Sunday, September 30, 2007

Alien Antfarm


I was wrong. There is waterfront infrastructure, and the shoreline DOES attract people on warm, sunny weekend afternoons––they just don’t go to the dirty part I visited Thursday. I’m still struck by the sight of people having picnics on rocky coasts strewn with garbage, of children playing in the turning leaves with smokestacks, cranes, and other monuments to heavy industry looming in the background. In Connecticut it causes an uproar if somebody’s house is too close to the street, or if a cell tower goes up where it “doesn’t belong”. In western Massachusetts, it takes years of public relations work to get a single wind turbine built. Not in Soviet Union (it seems less true today, although we'll see if the Gasprom building goes up). Here people always seem like an affront to the architecture. The Winter Palace (and Pavlovsk, which I visited today), strikes me as too beautiful, too grand for whatever people could think of doing there. Where I live, the Soviet-era apartments buildings are like huge machines, which ask not for fickle people, but for perfect interlocking parts––precise, sturdy, reliable. In a city where the buildings resent people, in a sense that their design does not eminate from the people or respond well to their needs, where the roads and cars and buses do not seem to express the people's will––or expresses the collective so well that the result is a boring compromise, like when you get white from combining all the colors––then art is only the things that happen to be neglected or the things that don’t fit, or the deliberate choices that carry a human face, rather than the stamp "made in the USSR"--and each thing is then automatically opposed to the straight lines, the Soviet expectation of what kind of person should fill the spaces it invented. (I also think that's why people get so depressed by Russia--because Soviet buildings demand to be perfect and obviously cannot be kept in perfect shape). Public expression, banned from the buildings, cars, and parks, defaults to the dead dog on the sidewalk, the Caucasians (people from the Caucuses) who sell fruit on the sidewalk and get harassed by the police; the beer bottle that guy's trying to hide; graffiti, cigarette butts, and all the things that got knocked off their pedestals during the night.

PS: My host brother took the picture. I think its amazing, way better than any I took that day. I'm hoping he gets into photography.

6 comments:

Hannah I.J. Aaberg said...

I don't know what you're talking about -- MY apartment building is in great shape.
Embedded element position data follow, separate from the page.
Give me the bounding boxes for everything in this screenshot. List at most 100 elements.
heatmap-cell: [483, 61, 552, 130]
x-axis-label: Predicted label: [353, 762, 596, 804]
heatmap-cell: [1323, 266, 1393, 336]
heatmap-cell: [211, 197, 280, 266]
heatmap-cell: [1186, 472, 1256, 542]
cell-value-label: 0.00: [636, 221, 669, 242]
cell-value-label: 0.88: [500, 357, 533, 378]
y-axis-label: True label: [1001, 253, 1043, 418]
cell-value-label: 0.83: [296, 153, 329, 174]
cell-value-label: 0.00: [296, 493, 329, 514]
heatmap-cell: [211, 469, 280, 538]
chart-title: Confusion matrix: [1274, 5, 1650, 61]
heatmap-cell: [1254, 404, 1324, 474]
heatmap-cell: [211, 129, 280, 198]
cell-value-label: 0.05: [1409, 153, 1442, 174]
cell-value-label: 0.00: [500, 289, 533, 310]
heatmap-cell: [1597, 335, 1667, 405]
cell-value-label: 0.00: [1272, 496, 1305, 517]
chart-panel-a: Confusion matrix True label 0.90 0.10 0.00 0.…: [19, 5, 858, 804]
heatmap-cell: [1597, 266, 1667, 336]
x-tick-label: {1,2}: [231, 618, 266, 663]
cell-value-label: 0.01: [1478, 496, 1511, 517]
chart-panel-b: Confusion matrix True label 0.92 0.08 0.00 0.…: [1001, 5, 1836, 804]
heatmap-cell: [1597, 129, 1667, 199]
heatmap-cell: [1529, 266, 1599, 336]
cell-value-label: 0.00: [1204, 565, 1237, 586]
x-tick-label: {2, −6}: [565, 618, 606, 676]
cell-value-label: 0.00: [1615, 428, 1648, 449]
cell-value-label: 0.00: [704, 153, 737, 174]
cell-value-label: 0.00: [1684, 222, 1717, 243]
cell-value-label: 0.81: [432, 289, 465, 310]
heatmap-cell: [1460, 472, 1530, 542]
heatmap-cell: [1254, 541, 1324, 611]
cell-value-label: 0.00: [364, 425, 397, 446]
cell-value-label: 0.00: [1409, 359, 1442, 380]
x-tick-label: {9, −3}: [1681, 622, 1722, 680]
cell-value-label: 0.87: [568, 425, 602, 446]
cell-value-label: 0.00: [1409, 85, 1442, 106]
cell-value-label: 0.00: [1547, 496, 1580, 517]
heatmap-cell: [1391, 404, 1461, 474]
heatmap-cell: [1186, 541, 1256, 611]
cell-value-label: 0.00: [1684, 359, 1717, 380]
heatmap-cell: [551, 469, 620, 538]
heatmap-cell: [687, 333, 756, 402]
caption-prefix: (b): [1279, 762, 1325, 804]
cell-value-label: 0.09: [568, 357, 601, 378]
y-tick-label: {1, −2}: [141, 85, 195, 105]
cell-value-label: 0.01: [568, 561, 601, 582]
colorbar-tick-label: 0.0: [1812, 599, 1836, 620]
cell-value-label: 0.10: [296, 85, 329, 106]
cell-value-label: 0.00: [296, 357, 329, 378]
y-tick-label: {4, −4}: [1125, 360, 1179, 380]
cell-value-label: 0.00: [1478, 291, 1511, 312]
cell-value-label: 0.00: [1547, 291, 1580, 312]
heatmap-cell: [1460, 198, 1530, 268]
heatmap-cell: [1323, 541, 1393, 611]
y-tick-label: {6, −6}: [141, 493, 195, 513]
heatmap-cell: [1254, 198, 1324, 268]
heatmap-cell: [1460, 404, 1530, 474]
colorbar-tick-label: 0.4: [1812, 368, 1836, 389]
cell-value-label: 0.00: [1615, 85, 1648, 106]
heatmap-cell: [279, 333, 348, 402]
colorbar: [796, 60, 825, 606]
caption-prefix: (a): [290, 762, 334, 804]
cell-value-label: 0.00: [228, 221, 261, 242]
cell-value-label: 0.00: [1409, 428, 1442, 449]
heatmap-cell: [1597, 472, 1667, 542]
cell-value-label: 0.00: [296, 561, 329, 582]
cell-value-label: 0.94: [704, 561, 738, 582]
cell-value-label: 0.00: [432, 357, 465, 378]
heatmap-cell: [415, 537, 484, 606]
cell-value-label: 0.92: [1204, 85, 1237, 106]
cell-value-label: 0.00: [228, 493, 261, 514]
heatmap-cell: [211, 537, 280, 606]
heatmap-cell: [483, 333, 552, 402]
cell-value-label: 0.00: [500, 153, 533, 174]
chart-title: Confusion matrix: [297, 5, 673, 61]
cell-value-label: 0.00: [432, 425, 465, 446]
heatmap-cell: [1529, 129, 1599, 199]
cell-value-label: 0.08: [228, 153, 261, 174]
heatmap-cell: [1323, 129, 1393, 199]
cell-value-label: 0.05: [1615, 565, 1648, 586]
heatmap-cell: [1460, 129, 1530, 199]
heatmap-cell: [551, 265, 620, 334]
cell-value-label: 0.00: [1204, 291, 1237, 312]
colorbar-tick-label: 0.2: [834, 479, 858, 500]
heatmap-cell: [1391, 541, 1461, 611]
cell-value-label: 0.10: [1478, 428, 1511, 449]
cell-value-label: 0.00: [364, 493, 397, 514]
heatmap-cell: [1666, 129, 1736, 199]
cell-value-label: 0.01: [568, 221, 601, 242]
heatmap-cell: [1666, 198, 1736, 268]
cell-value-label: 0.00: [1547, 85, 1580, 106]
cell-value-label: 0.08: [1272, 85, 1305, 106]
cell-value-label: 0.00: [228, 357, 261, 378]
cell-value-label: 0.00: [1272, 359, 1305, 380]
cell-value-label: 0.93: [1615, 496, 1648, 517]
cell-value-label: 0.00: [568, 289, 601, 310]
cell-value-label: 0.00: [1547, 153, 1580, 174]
The second floor vestibule doesn't smell like rotting produce at all.

натан said...

мне кажестся, что россия немного поменялаcь. За исключением квартиры, все хорошо?

Jonathan Earle said...

привет натан! как дела? ты совсем прав. Россия изменится и Петер тоже. Я далеко не эксперт, но мне кажется, что Москва и Петер особенно быстро изменяются и другие районы--помедленее. Я не хотел произвести впечатление, что район у дома "грязный". Да, некоторые мест неприяные, но короче говоря, это настоящий город, и здесь есть городские проблемы, как в каком-нибуть городе. Транспорт, например, представляется собой большая проблема. Пробки просто ужасные. Возвращая к первому вопросу, я хотел добавить, что ремонт везде. Рабочи только что переделали площадки под дому. Это является знаком какого-то перемена, но дальше я не могу сказать.

kelinda said...

I like your art as the things that don´t fit explaination, and in your last post I must say that I laughed out loud about your wish for syringes. Anyway, hope life´s good, and I know what you mean about immunity to decay. Although, thankfully there´s not so much dead stuff chillin outside in Peru. But the lack of regulations--building, trash, driving, copyright--quite striking here as well.

Todd Bustard said...

Здравствуйте иван. Когда я был в Петербурге, я видел, что всё старое здание только три цвета. Они были жолтый, зелёный, или красный. Это вес цвет? Я не понимаю. Спасибо, Фёдор.

Jonathan Earle said...

здраствуйстве Тодд! Да это весь цвета. Однако дома--только часть города. А что у нас в Нью-Ироке? Те же самые цвета да? В обоих ситуациях цвет и жизнь города не находится где народ ложится спать, а где они работают. Ты наверно бывал в центре города? Помнишь какие были цвета--Эрмитажа, Петропавловского крепости?